Indonesia Jadi Titik Terang Gelapnya Dunia, Jokowi: Hati-hati, Ekonomi Global Tidak di Posisi Normal
Pertumbuhan ekonomi di kuartal II-2022 tumbuh 5,44 persen dan kuartal III-2022 tumbuhebih baik di angka 5,72 persen
Editor: Seno Tri Sulistiyono
Membaiknya kinerja ekonomi domestik tercermin dari pertumbuhan yang berada di atas 5 persen secara tahun ke tahun (yaer on year) selama 4 kuartal secara beruntun.
Kemudian, tingkat inflasi nasional terpantau di angka 5 persen, relatif lebih baik jika dikomparasi dengan negara lain yang berada di atas 10 persen.
"Dengan capaian ini, memang APBN bekerja luar biasa keras. Namun kita tetap mencermati bahwa terjadi perkembangan global yang perlu diwaspadai," ucap Sri Mulyani.

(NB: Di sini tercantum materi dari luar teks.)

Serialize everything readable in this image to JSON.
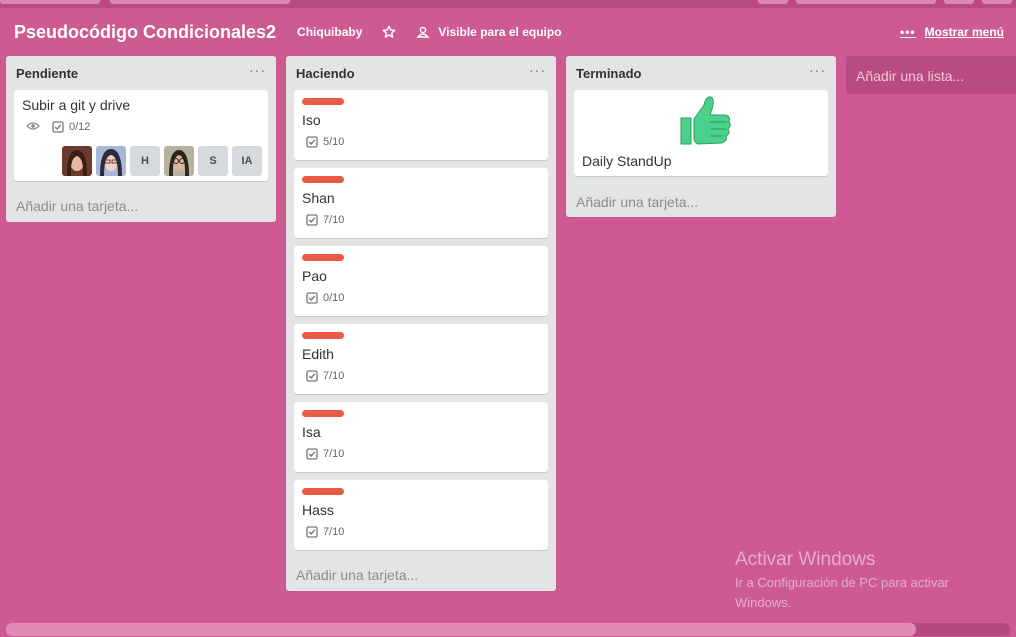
{
  "board": {
    "title": "Pseudocódigo Condicionales2",
    "team": "Chiquibaby",
    "visibility": "Visible para el equipo",
    "show_menu": "Mostrar menú"
  },
  "lists": [
    {
      "title": "Pendiente",
      "add_card": "Añadir una tarjeta...",
      "cards": [
        {
          "title": "Subir a git y drive",
          "checklist": "0/12",
          "watching": true,
          "members": [
            {
              "type": "photo"
            },
            {
              "type": "photo"
            },
            {
              "type": "initials",
              "text": "H"
            },
            {
              "type": "photo"
            },
            {
              "type": "initials",
              "text": "S"
            },
            {
              "type": "initials",
              "text": "IA"
            }
          ]
        }
      ]
    },
    {
      "title": "Haciendo",
      "add_card": "Añadir una tarjeta...",
      "label_color": "#eb5a46",
      "cards": [
        {
          "title": "Iso",
          "checklist": "5/10"
        },
        {
          "title": "Shan",
          "checklist": "7/10"
        },
        {
          "title": "Pao",
          "checklist": "0/10"
        },
        {
          "title": "Edith",
          "checklist": "7/10"
        },
        {
          "title": "Isa",
          "checklist": "7/10"
        },
        {
          "title": "Hass",
          "checklist": "7/10"
        }
      ]
    },
    {
      "title": "Terminado",
      "add_card": "Añadir una tarjeta...",
      "cards": [
        {
          "title": "Daily StandUp",
          "cover": "thumbs-up-sticker"
        }
      ]
    }
  ],
  "add_list": "Añadir una lista...",
  "watermark": {
    "title": "Activar Windows",
    "subtitle": "Ir a Configuración de PC para activar Windows."
  },
  "colors": {
    "background": "#cd5a91",
    "list": "#e2e4e6",
    "label_red": "#eb5a46",
    "sticker_green": "#4cd08d"
  }
}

Baca juga: OECD Prediksi Eropa Jadi Wilayah yang Paling Terpukul Perlambatan Ekonomi Global
Menkeu juga mengungkapkan, optimisme pemulihan ekonomi perlu terus dijaga.
Namun pada saat yang sama, Indonesia juga perlu waspada terhadap risiko global yang berasal dari sejumlah permasalahan.

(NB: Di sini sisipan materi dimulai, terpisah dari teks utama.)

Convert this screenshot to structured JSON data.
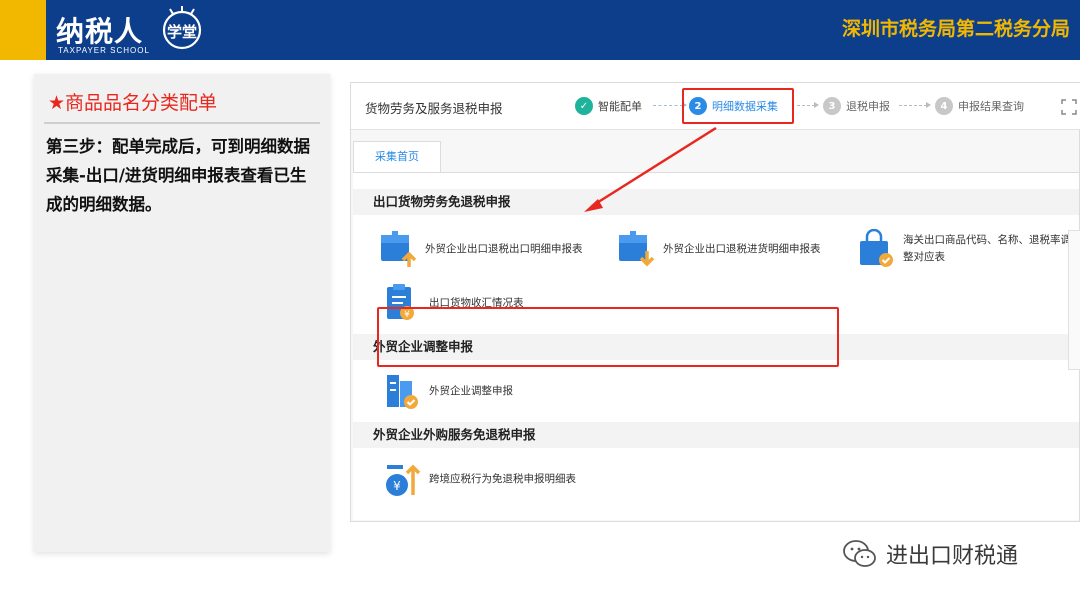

Mulai dari geopolitik, penerapan zero policy Covid-19 di Tiongkok, dampak pengetatan kebijakan moneter di negara maju dalam rangka mengendalikan inflasi, hingga kenaikan suku bunga global.
"Risiko ekonomi yang telah berubah. Dari ancaman pandemi sekarang menjadi ancaman financial yang membutuhkan respon berbeda dan kewaspadaan yang tinggi," pungkas Sri Mulyani.
Waspadai Lima Hal
Gubernur Bank Indonesia (BI) Perry Warjiyo mengatakan, ketidakpastian global hingga kini masih menghantui kondisi perekonomian seluruh negara-negara di dunia, termasuk Indonesia.
Hal ini buntut dari masih bergejolaknya perang Rusia-Ukraina, memanasnya perang dagang Tiongkok-Amerika Serikat (AS), hingga adanya kebijakan lockdown di Tiongkok untuk memerangi kasus Covid-19.
Perry melanjutkan, sederet permasalahan tersebut bakal memberikan dampak terhadap perekonomian global, yang tentunya wajib diwaspadai Indonesia.
"Kita perlu waspadai 5 masalah ini dari ekonomi global. Pertama, pertumbuhan menurun atau (akibat adanya) risiko resesi di AS dan Eropa meningkat," ucap Perry dalam Pertemuan Tahunan Bank Indonesia di Jakarta Convention Center, Rabu (30/11/2022).
Kedua, lanjut Perry, inflasi yang sangat tinggi alias high inflation. Tingginya inflasi dikarenakan harga energi dan pangan global.
Ketiga, adanya tren peningkatan suku bunga tinggi oleh Bank Sentral AS alias The Fed, yang juga diikuti oleh Bank Sentral dari negara-negara lain.